Os nós da mente

A Loucura Entre Nós (Idem, Brasil, 2015)
Dir: Fernanda Fontes Vareille

Dentro do hospital psiquiátrico Juliano Moreira, em Salvador, a diretora Fernanda Vareille mira sua câmera nos pacientes que ali fazem tratamento. Eles vivem encarcerados por trás das grades e das perturbações psicológicas que sofrem, em níveis distintos para cada um.

O documentário baiano A Loucura Entre Nós, que estreia essa semana nos cinemas brasileiros, tem o cuidado sensível de observar e dar voz a quem muitas vezes negamos a razão. Está longe de simplesmente pregar o traço de “lucidez” na loucura que os pacientes trariam consigo, espécie de clichê às vezes visto na representação de pessoas com esse quadro psicológico.

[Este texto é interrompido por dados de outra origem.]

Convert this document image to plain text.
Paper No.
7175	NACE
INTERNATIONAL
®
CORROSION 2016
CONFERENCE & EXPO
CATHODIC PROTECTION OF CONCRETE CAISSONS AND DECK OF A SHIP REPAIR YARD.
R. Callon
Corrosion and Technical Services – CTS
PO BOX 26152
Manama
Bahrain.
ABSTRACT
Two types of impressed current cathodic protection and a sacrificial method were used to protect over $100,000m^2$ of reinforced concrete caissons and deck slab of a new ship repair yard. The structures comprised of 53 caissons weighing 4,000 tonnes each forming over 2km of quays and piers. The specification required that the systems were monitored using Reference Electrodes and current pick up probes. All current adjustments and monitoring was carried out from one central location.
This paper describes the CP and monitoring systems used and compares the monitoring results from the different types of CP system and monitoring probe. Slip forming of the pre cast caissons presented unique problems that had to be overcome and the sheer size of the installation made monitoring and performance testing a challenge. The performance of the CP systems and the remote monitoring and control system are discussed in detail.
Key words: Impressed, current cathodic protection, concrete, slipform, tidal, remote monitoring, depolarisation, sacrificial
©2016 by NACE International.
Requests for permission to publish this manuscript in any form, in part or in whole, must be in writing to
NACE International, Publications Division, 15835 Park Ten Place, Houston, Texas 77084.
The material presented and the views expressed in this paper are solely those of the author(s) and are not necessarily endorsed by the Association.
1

Felizmente o filme também não ignora a existência de casos mais graves de esquizofrenia e não deixa de pontuar que pode ser até mesmo perigoso para a diretora e equipe andarem desacompanhados por aqueles corredores, já que alguns pacientes podem apresentar comportamento agressivo. Há ainda os pacientes com discurso aleatório e desconexo, pessoas que vivem um grau menor de lucidez.

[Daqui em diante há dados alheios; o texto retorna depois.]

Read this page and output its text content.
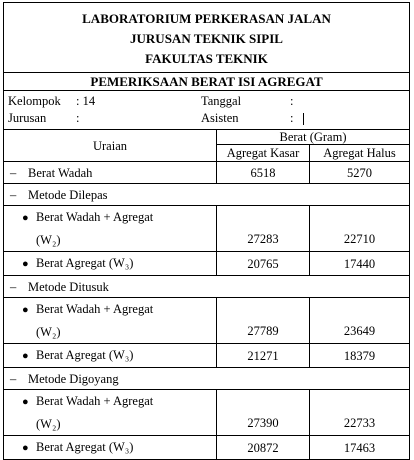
LABORATORIUM PERKERASAN JALAN
JURUSAN TEKNIK SIPIL
FAKULTAS TEKNIK		

PEMERIKSAAN BERAT ISI AGREGAT		

Kelompok : 14
Jurusan :
Tanggal :
Asisten :		

Uraian	Berat (Gram)	
	Agregat Kasar	Agregat Halus
– Berat Wadah	6518	5270
– Metode Dilepas		

● Berat Wadah + Agregat
(W₂)	27283	22710
● Berat Agregat (W₃)	20765	17440
– Metode Ditusuk		

● Berat Wadah + Agregat
(W₂)	27789	23649
● Berat Agregat (W₃)	21271	18379
– Metode Digoyang		

● Berat Wadah + Agregat
(W₂)	27390	22733
● Berat Agregat (W₃)	20872	17463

Enfim, trata-se de uma nuance difícil de apreender pela própria diversidade de comportamentos e casos particulares da doença. Mas o documentário é feliz em revelar dignidade no contato com o outro nessa posição de fragilidade, imprimindo respeito e demonstrando atenção pela história daquelas pessoas, num ano em que o cinema brasileiro lançou a ficção Nise – Coração da Loucura, de Roberto Berliner, acentuando a importância do trabalho da Dr. Nise no tratamento humanista do paciente esquizofrênico.

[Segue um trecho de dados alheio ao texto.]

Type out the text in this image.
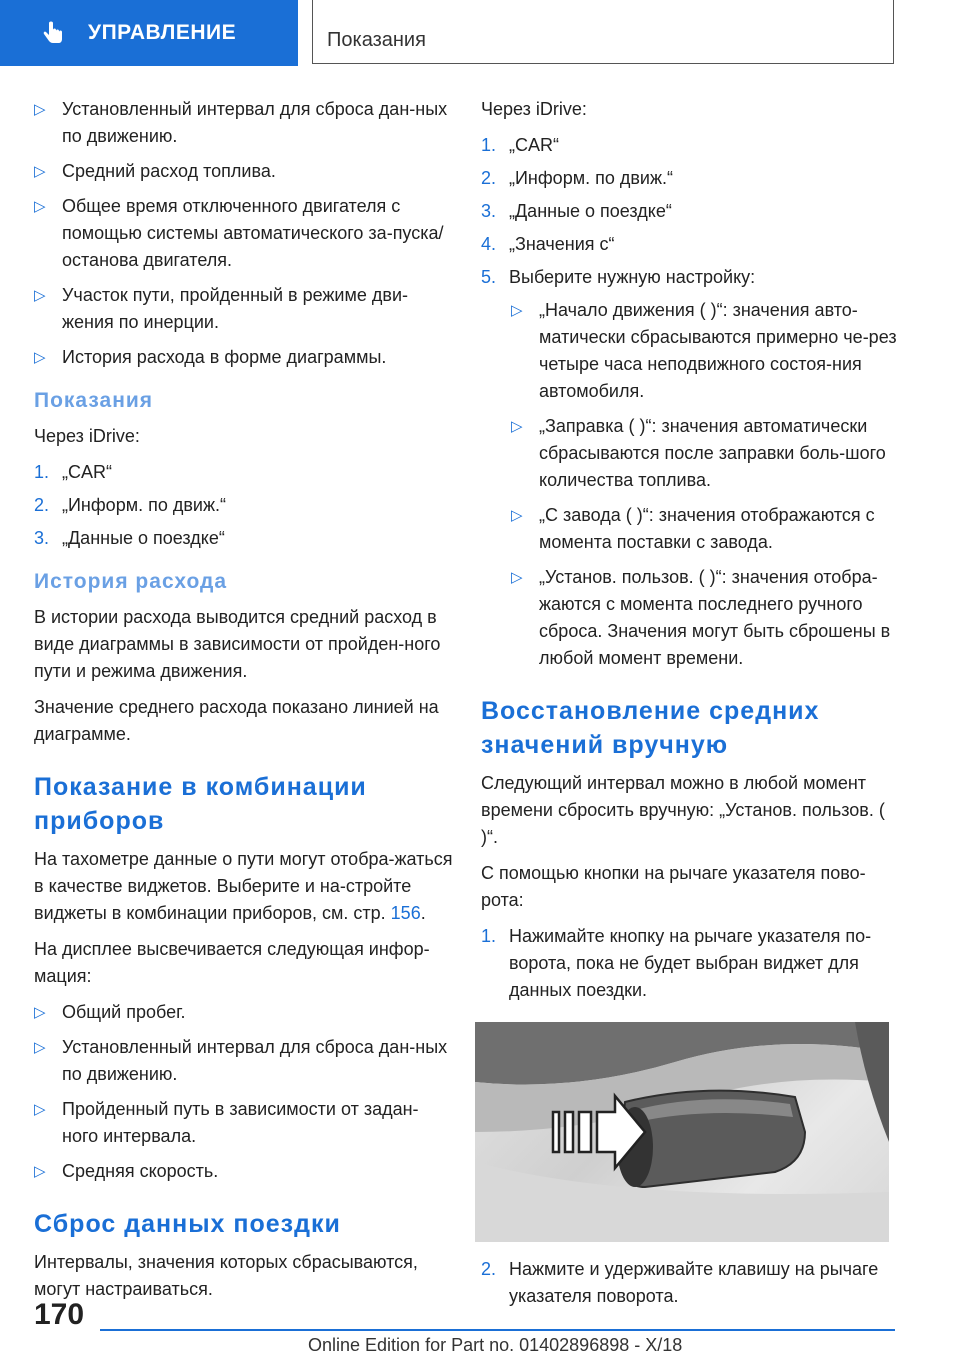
УПРАВЛЕНИЕ	Показания
▷ Установленный интервал для сброса дан-ных по движению.
▷ Средний расход топлива.
▷ Общее время отключенного двигателя с помощью системы автоматического за-пуска/останова двигателя.
▷ Участок пути, пройденный в режиме дви-жения по инерции.
▷ История расхода в форме диаграммы.
Показания

Через iDrive:

1. „CAR“
2. „Информ. по движ.“
3. „Данные о поездке“
История расхода

В истории расхода выводится средний расход в виде диаграммы в зависимости от пройден-ного пути и режима движения.

Значение среднего расхода показано линией на диаграмме.

Показание в комбинации приборов

На тахометре данные о пути могут отобра-жаться в качестве виджетов. Выберите и на-стройте виджеты в комбинации приборов, см. стр. 156.

На дисплее высвечивается следующая инфор-мация:

▷ Общий пробег.
▷ Установленный интервал для сброса дан-ных по движению.
▷ Пройденный путь в зависимости от задан-ного интервала.
▷ Средняя скорость.
Сброс данных поездки

Интервалы, значения которых сбрасываются, могут настраиваться.

Через iDrive:

1. „CAR“
2. „Информ. по движ.“
3. „Данные о поездке“
4. „Значения с“
5. Выберите нужную настройку:
▷ „Начало движения ( )“: значения авто-матически сбрасываются примерно че-рез четыре часа неподвижного состоя-ния автомобиля.
▷ „Заправка ( )“: значения автоматически сбрасываются после заправки боль-шого количества топлива.
▷ „С завода ( )“: значения отображаются с момента поставки с завода.
▷ „Установ. пользов. ( )“: значения отобра-жаются с момента последнего ручного сброса. Значения могут быть сброшены в любой момент времени.
Восстановление средних значений вручную

Следующий интервал можно в любой момент времени сбросить вручную: „Установ. пользов. ( )“.

С помощью кнопки на рычаге указателя пово-рота:

1. Нажимайте кнопку на рычаге указателя по-ворота, пока не будет выбран виджет для данных поездки.
2. Нажмите и удерживайте клавишу на рычаге указателя поворота.
170
Online Edition for Part no. 01402896898 - X/18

Ao partir nessa jornada, mais interessada numa apreensão do subjetivo, o documentário observa com grande atenção aqueles pacientes de um local específico . No entanto, a narrativa caminha no sentido de se afeiçoar a duas mulheres em condições diferentes de doença mental e que acabam colocando em questão muito do que significa estar naquela condição. Elizangela e Leonor tornam-se os faróis que guiam o filme.

São personagens que evoluem mesmo no decorrer da narrativa. A opção de não entrevistar nenhum médico, especialista ou algum representante da administração do hospital reforça esse caráter humanista e subjetivo, apreendido nas falas das personagens, e de outros pacientes, que acabam jogando luz sobre vários aspectos de uma dura rotina: as delicadas e doídas relações entre paciente e família, a solidão que atravessa o cotidiano, o companheirismo e as rixas entre os próprios pacientes, a aceitação de si e do outro.

Quando uma das personagens canta a tristíssima Lágrimas Negras, canção imortalizada na voz de Gal Costa, enquanto realiza um trabalho manual qualquer, o filme abre-se para a dureza de uma vida cercada de limitações, sejam elas autoimpostas, socialmente “aceitáveis” ou mediadas pela condição patológica de quem convive por entre os limites da razão. A loucura emerge não como característica que rotula, mas como um embate constante para não se perder e para não se deixar perder de vista. Há quem nela sucumba e quem na multidão se infiltra, querendo ser mais um entre tantos, dignos de levar a vida adiante.